When faculty member Marion D’Lugoff received word earlier this year that the school had been awarded a grant to promote healthy vision in East Baltimore, she and other faculty members, including Sara Groves and Maureen Maguire, immediately began working with SON students on the new project. In May, which is Healthy Vision Month, the project received additional support from an unlikely source: the Baltimore Orioles.

The grant was awarded to the SON Wald Community Nursing Center by the National Institutes of Health National Eye Institute. The funds support a program called VisionTEST (Targeted Education, Screening, and Treat-ment) that aims to increase the availability of community vision screening, vision education, and follow-up eye care to underserved children and their families.

“Vision is so critical for children because it is closely tied to successful learning,” Ms. D’Lugoff explains. “If a child can’t see the book or the board, that’s an impediment to learning. If the parent can’t afford the eye glasses, that’s another barrier.”

Once those hurdles are crossed, however, there is yet another factor hindering healthy vision in children.

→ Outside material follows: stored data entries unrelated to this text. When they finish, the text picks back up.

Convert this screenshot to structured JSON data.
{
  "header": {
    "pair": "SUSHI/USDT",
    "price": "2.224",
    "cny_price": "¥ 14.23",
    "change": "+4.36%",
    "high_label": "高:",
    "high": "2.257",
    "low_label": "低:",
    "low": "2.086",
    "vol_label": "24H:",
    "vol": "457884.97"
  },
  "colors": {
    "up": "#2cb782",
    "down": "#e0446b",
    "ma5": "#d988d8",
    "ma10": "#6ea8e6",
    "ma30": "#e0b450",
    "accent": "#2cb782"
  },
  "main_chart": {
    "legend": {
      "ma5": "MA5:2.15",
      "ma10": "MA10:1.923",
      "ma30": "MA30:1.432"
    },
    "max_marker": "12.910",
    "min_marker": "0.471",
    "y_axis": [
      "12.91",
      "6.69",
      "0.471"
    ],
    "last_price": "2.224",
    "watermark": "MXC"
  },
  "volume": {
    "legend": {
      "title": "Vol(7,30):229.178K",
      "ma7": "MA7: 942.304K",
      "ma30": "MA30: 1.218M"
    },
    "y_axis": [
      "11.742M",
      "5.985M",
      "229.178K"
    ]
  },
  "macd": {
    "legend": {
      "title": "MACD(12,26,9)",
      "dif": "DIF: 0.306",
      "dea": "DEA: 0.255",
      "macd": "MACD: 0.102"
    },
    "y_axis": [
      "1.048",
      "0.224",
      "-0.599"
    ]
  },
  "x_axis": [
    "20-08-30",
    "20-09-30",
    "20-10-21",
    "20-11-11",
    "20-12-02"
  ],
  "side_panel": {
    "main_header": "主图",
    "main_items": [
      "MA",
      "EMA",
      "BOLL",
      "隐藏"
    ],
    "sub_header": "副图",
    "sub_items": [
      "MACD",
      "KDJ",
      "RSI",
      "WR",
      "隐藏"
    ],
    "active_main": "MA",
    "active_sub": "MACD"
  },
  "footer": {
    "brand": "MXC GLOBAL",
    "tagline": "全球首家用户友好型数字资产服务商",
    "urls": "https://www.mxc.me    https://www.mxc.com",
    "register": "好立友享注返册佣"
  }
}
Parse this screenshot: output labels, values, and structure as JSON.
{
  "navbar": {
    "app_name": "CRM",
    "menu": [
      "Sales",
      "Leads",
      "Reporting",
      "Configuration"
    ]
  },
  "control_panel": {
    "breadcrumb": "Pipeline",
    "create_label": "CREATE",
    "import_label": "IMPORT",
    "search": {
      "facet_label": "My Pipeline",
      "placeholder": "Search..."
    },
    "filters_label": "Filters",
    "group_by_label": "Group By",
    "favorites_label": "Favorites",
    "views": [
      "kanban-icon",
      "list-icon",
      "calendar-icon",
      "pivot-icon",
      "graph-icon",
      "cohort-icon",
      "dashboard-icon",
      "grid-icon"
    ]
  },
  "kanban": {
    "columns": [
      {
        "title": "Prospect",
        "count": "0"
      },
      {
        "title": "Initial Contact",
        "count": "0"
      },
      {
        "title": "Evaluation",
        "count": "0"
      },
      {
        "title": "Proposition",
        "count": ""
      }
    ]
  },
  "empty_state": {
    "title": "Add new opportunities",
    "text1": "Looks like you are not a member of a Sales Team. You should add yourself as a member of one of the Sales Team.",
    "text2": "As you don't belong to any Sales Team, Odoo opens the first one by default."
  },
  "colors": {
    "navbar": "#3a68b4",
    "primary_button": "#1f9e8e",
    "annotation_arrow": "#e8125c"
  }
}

After children are screened, vision problems are detected, and eye glasses provided, many children are reluctant to wear them. Ms. D’Lugoff had an idea to overcome this additional barrier, and it involved an unusual partnership. “I thought if we could show kids some of their heroes wearing glasses – some people they really look up to – then that might help them see it’s cool to wear glasses,” she explains. She started by approaching some local sports teams, and the Baltimore Orioles stepped up to the plate.

Four of the Orioles team players – Travis Driskill, Jason Johnson, Jorge Julio, and Brian Roberts – wear eye glasses or contact lenses. They agreed to wear glasses and pose for pictures one day before a game. Even the team mascot, the Orioles bird, joined in with a pair of bright orange glasses. Some players wore their own glasses; others had fun choosing from an array of frames on loan from the Wilmer Eye Institute.

According to Ms. D’Lugoff the next step will be for SON students to use one of the pictures to create a poster which will be distributed to local schools to help encourage children to wear their eye glasses. The poster will also be posted on the SON community health nursing Web page so that the idea can be shared nationwide.

“What’s nice about this grant and project,” says Ms. D’Lugoff, “is that it allows several of our community health and pediatric nursing students to do something special as part of their education and it allows us to broaden our reach to the community.”

Family Nurse Practitioner (FNP) students, Shannon Micheel and Jennifer Klein worked on VisionTEST for their Health Promotion and Disease Prevention class. They arranged staff and student training in vision screening and developing community educational materials. Susan Shafer, another FNP student who just graduated, designed a program for preschoolers to increase their cooperation in vision screening efforts at Head Start Centers.